The General Data Protection Regulation comes into place in May 2018, bringing with it a new era of accountability for organisations and transparency for consumers on how data is stored, shared and used.
At it's core, the General Data Protection Regulation is about requiring organisations to treat the information they hold as a valuable asset which they are looking after on behalf of consumers. This is going to require companies, and by extension their employees, to think about consumer's data in a different way.
Firstly, it is always the consumer's data and not the organisation's data. This is nothing new and has been true for approximately 30 years, but many companies still struggle with this concept. It doesn't matter that your organisation owns the system that house the customer's data, in the same way that a bank doesn't own a customer's money just because they own the vault.
What is new is that under the GDPR you have to have very explicit consent from clients as to whether or not you can store or use their data, and they can withdraw that consent at any point, asking you to either transfer it to a third party (for instance when changing utility providers) or destroy it.
All organisations who hold information relating to EU citizens need to start treating that information as a valuable commodity – if individuals in your organisation begin to equate data to money, they can start to get a sense of how important consumers data is.
You must ask someone's permission to use, store, or transfer their money and they have a right to ask for it back in a timely fashion – data is no different.
The second thing to be aware of is that all personal data matters.
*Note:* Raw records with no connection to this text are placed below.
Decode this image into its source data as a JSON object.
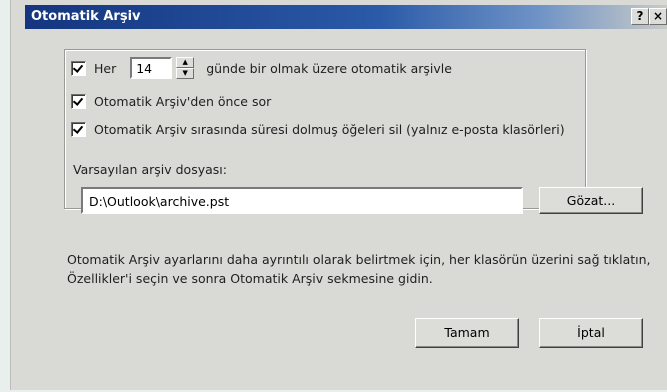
{
  "dialog": {
    "title": "Otomatik Arşiv",
    "help_label": "?",
    "close_label": "×"
  },
  "settings": {
    "every_label": "Her",
    "days_value": "14",
    "spin_up": "▲",
    "spin_down": "▼",
    "every_suffix": "günde bir olmak üzere otomatik arşivle",
    "prompt_label": "Otomatik Arşiv'den önce sor",
    "delete_label": "Otomatik Arşiv sırasında süresi dolmuş öğeleri sil (yalnız e-posta klasörleri)",
    "default_file_label": "Varsayılan arşiv dosyası:",
    "default_file_value": "D:\\Outlook\\archive.pst",
    "browse_label": "Gözat..."
  },
  "info": {
    "text": "Otomatik Arşiv ayarlarını daha ayrıntılı olarak belirtmek için, her klasörün üzerini sağ tıklatın, Özellikler'i seçin ve sonra Otomatik Arşiv sekmesine gidin."
  },
  "buttons": {
    "ok": "Tamam",
    "cancel": "İptal"
  }
}
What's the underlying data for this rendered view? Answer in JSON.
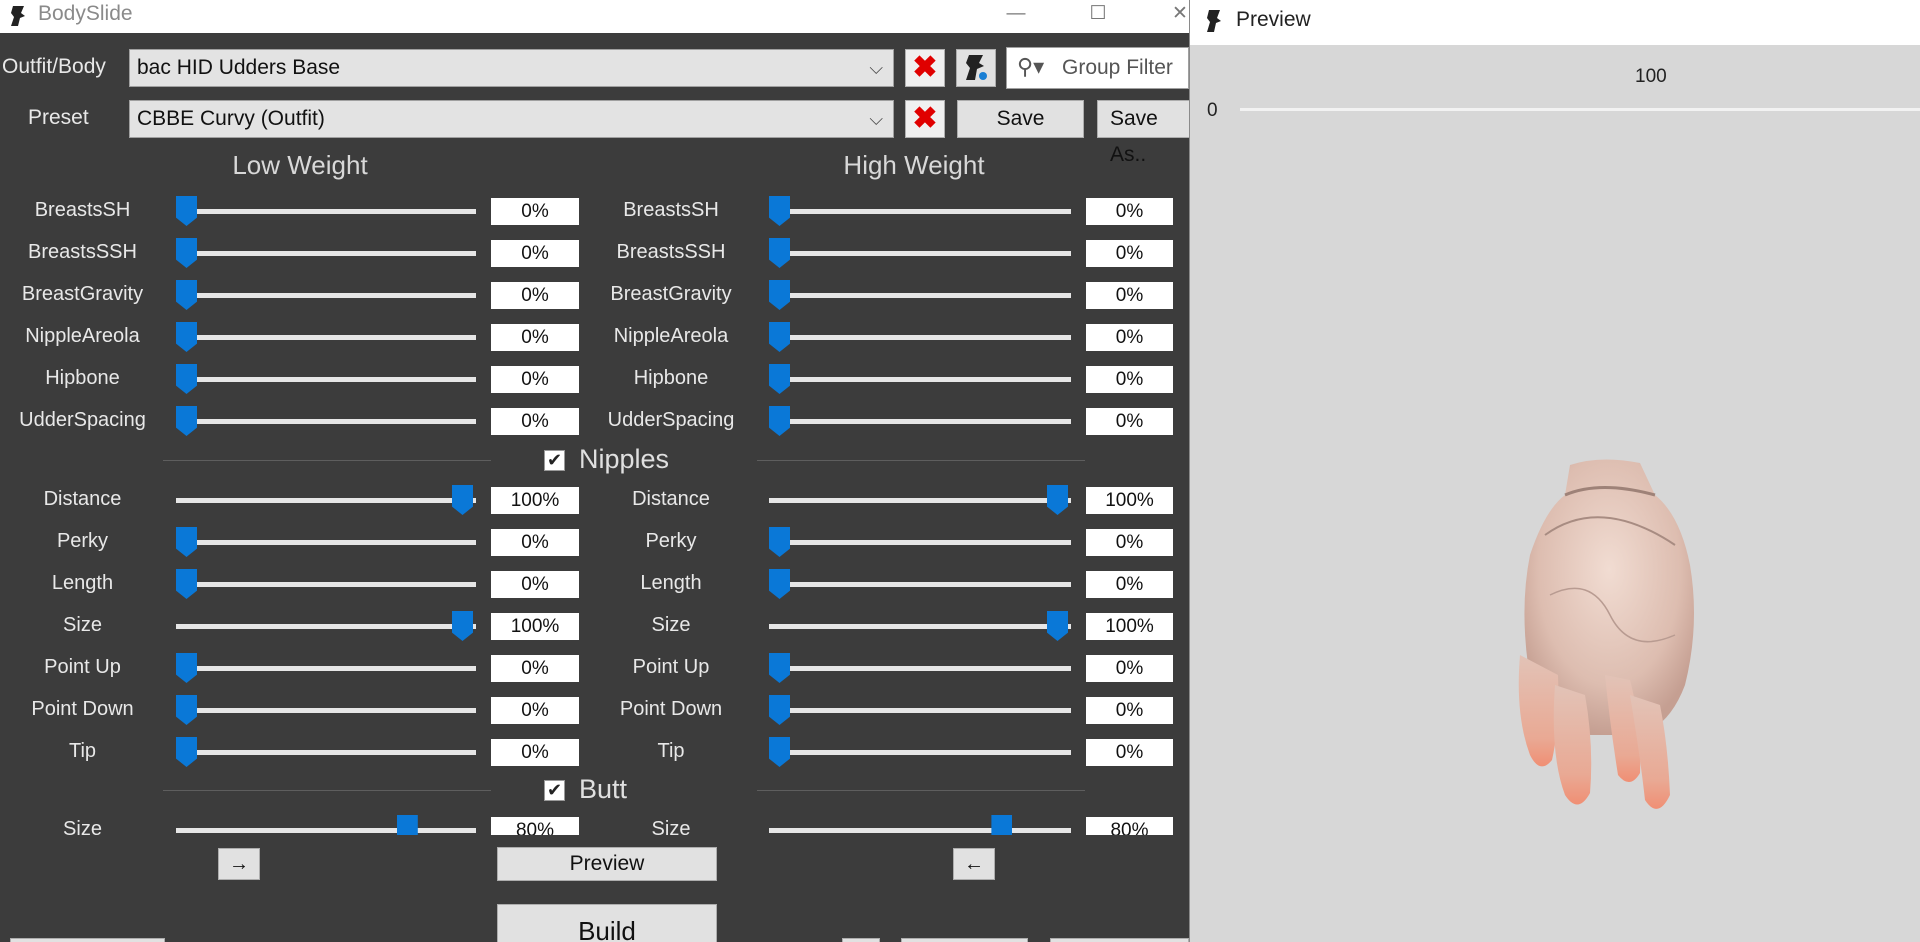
{
  "bodyslide": {
    "title": "BodySlide",
    "win_controls": {
      "minimize": "—",
      "maximize": "☐",
      "close": "✕"
    },
    "outfit_label": "Outfit/Body",
    "outfit_value": "bac HID Udders Base",
    "group_filter_placeholder": "Group Filter",
    "preset_label": "Preset",
    "preset_value": "CBBE Curvy (Outfit)",
    "save_label": "Save",
    "save_as_label": "Save As..",
    "low_heading": "Low Weight",
    "high_heading": "High Weight",
    "sliders_top": [
      {
        "name": "BreastsSH",
        "low": "0%",
        "high": "0%",
        "low_pct": 0,
        "high_pct": 0
      },
      {
        "name": "BreastsSSH",
        "low": "0%",
        "high": "0%",
        "low_pct": 0,
        "high_pct": 0
      },
      {
        "name": "BreastGravity",
        "low": "0%",
        "high": "0%",
        "low_pct": 0,
        "high_pct": 0
      },
      {
        "name": "NippleAreola",
        "low": "0%",
        "high": "0%",
        "low_pct": 0,
        "high_pct": 0
      },
      {
        "name": "Hipbone",
        "low": "0%",
        "high": "0%",
        "low_pct": 0,
        "high_pct": 0
      },
      {
        "name": "UdderSpacing",
        "low": "0%",
        "high": "0%",
        "low_pct": 0,
        "high_pct": 0
      }
    ],
    "nipples_group": "Nipples",
    "sliders_nipples": [
      {
        "name": "Distance",
        "low": "100%",
        "high": "100%",
        "low_pct": 100,
        "high_pct": 100
      },
      {
        "name": "Perky",
        "low": "0%",
        "high": "0%",
        "low_pct": 0,
        "high_pct": 0
      },
      {
        "name": "Length",
        "low": "0%",
        "high": "0%",
        "low_pct": 0,
        "high_pct": 0
      },
      {
        "name": "Size",
        "low": "100%",
        "high": "100%",
        "low_pct": 100,
        "high_pct": 100
      },
      {
        "name": "Point Up",
        "low": "0%",
        "high": "0%",
        "low_pct": 0,
        "high_pct": 0
      },
      {
        "name": "Point Down",
        "low": "0%",
        "high": "0%",
        "low_pct": 0,
        "high_pct": 0
      },
      {
        "name": "Tip",
        "low": "0%",
        "high": "0%",
        "low_pct": 0,
        "high_pct": 0
      }
    ],
    "butt_group": "Butt",
    "sliders_butt": [
      {
        "name": "Size",
        "low": "80%",
        "high": "80%",
        "low_pct": 80,
        "high_pct": 80
      }
    ],
    "arrow_right": "→",
    "arrow_left": "←",
    "preview_label": "Preview",
    "build_label": "Build",
    "colors": {
      "accent": "#0a78d7",
      "panel": "#3c3c3c",
      "delete": "#e00000"
    }
  },
  "preview": {
    "title": "Preview",
    "slider_max": "100",
    "slider_min": "0",
    "slider_value_pct": 0
  }
}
Your company or organisation can be in breach of the GDPR if you fail to secure and police properly all sorts of information belonging to a consumer and not just the obvious stuff.
Consumers PPSN numbers, credit card details and bank account numbers all may seem obvious items that need to be protected, but these parts of the the puzzle are far from the only items which need to be protected under the GDPR.
Individuals IP address(es), their email address(es), or any identifying characteristics like age, race, physical attributes, or gender are also valuable and are equally protected under the legislation.
Unless your organisation learns to treat data as an asset, it could rapidly lose it's own assets – the fines under the GDPR can be as high as €20 million and consumers also have the right to litigate under the new law. Understanding and complying with the GDPR is paramount.